Server Message Block (SMB) is a critical component for any Microsoft-oriented networking environment. That’s why hardening SMB is one of the critical steps in securing Active Directory Domain Controllers.
In the first part of this series, I’ve shown you how to report on incoming SMB connections on your Active Directory Domain Controllers. Now, let’s put the data to work. Let’s disable SMB versions that are no longer used or shouldn’t be used anymore throughout your networking environment.
The trouble with old versions of SMB
The original Server Message Block (SMB) protocol, known as version 1, is over 30 years old. It was conceived in a world before the Internet and was designed for safe networks. Because of its legacy, it’s underperforming, it doesn’t offer encryption and uses signing based on weak hashing methods. Yet, it was the default version of SMB shipping with Windows until Windows Server 2003. Today, Microsoft urges you to stop using SMBv1.
When comparing to SMBv1, SMB version 2 introduced performance improvements, symbolic links and SHA-256 message signing in 2006 with Windows Vista.
SMBv2 offers a much better alternative than SMBv1, but still SMBv3 is the version you’d want to see negotiated. Especially since SMBv3 offers end-to-end encryption. Yet, this version wasn’t released until Windows 8.1 and Windows Server 2012 R2.
SMBv2 is currently not as problematic as SMBv1 and thus as urgent as disabling SMBv1. In time, though, SMBv2 will also prove to be too insecure to leave around.
Why SMBv1 is still around
You’d think that when all devices and servers on the network run supported Operating Systems (OSs), you wouldn’t see any SMBv1 or SMBv2 around. Reality, however, is stubborn. Your networking infrastructure doesn’t merely run Windows. It also features printers that are capable of storing scanned documents onto a file share, virtualization products from different vendors, management solutions, backup solutions, etc.

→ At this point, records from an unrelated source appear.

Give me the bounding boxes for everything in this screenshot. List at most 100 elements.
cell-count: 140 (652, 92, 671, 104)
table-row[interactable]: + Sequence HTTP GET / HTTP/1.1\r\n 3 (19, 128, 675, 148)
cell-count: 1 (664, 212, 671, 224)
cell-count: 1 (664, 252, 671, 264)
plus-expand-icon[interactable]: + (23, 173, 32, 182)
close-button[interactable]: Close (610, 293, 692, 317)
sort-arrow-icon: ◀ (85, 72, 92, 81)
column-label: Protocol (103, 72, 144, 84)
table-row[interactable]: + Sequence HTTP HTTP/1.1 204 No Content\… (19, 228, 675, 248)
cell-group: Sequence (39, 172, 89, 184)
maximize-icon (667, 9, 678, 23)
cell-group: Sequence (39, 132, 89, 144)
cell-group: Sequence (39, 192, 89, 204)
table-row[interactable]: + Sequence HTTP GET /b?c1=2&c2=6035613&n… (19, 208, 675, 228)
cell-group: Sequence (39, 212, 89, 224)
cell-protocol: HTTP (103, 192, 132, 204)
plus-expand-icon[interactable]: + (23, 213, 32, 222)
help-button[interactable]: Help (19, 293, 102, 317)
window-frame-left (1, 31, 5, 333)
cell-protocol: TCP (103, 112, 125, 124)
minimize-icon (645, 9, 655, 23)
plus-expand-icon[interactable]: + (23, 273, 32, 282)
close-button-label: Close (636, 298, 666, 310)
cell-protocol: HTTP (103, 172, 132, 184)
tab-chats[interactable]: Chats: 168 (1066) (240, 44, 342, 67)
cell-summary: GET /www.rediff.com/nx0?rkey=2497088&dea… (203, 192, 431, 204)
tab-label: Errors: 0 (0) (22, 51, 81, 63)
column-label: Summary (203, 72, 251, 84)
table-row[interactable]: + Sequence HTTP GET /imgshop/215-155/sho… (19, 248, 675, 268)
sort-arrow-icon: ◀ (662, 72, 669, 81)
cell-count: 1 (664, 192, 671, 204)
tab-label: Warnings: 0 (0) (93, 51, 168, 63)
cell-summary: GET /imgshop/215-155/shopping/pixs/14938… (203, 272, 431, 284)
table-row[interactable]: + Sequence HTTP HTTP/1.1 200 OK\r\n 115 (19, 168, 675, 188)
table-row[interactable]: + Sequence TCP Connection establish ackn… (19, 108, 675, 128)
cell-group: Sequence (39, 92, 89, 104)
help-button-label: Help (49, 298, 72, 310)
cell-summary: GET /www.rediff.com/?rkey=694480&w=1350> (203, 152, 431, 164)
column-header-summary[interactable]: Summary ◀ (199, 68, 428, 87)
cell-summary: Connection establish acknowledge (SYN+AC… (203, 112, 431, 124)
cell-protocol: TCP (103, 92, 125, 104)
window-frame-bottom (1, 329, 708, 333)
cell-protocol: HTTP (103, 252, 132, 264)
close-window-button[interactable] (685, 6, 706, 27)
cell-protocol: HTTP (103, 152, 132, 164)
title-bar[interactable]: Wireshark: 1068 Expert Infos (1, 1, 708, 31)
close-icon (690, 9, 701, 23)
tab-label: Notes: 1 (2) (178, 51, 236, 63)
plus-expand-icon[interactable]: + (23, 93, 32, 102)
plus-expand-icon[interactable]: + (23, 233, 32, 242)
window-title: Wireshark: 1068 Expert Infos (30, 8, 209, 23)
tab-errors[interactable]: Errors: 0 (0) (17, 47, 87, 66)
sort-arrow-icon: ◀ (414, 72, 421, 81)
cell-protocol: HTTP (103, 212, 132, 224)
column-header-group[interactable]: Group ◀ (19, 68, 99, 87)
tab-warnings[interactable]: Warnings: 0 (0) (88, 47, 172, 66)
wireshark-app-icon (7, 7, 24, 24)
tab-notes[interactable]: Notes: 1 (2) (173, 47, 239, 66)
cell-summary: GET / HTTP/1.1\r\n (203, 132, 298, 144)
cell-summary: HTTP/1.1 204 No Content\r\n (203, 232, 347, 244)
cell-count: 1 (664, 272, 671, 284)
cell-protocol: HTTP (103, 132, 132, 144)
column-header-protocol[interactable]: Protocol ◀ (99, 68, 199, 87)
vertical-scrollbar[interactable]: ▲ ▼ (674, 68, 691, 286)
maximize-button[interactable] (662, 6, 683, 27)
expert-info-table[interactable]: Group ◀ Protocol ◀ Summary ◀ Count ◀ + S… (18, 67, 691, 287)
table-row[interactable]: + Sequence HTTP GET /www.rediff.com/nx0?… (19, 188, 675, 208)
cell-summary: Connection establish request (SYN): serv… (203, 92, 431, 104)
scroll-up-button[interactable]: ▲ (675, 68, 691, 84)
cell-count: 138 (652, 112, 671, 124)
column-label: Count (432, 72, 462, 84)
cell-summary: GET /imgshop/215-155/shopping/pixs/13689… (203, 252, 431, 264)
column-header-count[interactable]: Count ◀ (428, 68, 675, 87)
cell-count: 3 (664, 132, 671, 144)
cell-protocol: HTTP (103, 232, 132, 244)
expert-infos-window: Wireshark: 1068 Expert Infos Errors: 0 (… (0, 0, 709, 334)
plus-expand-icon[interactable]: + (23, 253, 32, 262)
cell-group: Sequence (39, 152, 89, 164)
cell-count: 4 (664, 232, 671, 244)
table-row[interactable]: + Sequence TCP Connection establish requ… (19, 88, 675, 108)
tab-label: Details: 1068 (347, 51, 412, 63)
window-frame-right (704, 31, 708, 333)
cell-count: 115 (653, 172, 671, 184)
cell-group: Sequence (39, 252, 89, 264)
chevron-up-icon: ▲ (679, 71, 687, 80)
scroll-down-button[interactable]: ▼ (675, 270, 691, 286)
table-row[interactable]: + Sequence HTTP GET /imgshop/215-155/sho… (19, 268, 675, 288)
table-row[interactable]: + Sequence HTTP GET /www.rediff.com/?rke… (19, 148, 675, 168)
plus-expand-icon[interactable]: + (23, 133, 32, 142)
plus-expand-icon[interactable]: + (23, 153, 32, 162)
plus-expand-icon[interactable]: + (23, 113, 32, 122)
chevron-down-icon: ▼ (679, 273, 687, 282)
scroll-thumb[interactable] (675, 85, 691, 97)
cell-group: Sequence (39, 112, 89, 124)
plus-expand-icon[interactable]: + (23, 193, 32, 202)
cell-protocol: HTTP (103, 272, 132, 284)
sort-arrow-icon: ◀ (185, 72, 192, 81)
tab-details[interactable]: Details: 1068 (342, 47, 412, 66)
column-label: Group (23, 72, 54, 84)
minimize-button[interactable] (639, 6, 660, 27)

The SMB1 Product Clearinghouse offers an overview of solutions, services, applications, products and devices still actively requiring SMBv1.
Getting rid of SMBv1
When we disable SMBv1, we might break the functionality these other solutions offer to our infrastructure. This is undesirable. Therefore, we report on SMBv1, SMBv2 and SMB null sessions, before we disable any of them.
When you have found SMBv1 connections this way, you have three approaches to get rid of them:
- Check the SMB1 Product Clearinghouse for the solution, service, application, product and/or device that still uses SMBv1. If the vendor provides an upgrade path to a version of the solution, service, application, product and/or firmware for the device, apply it.
- If the solution, service, application, product and/or device is not listed in the SMB1 Product Clearinghouse, contact a sales representative for the product and ask for a solution. Then, send an email to StillNeedsSMB1@microsoft.com to get the product added to the clearinghouse page.
- If the solution, service, application, product and/or device that still uses SMBv1 is older than fifteen years, chuck it. Don’t expect any help. Replace it with a product, service, application and/or device that is not listed in the SMB1 Product Clearinghouse.
Disabling SMBv1 is actually straightforward. For Domain Controllers running Windows Server 2016, run the following three lines in an elevated Windows PowerShell session:
$P = "HKLM:\SYSTEM\CurrentControlSet\Services\LanmanServer\Parameters"
New-ItemProperty -Path $P -Name SMB1 –PropertyType DWORD –Value 0 –Force
Disabling SMBv1 on Active Directory Domain Controllers improves the security posture of your Microsoft-oriented networking environment.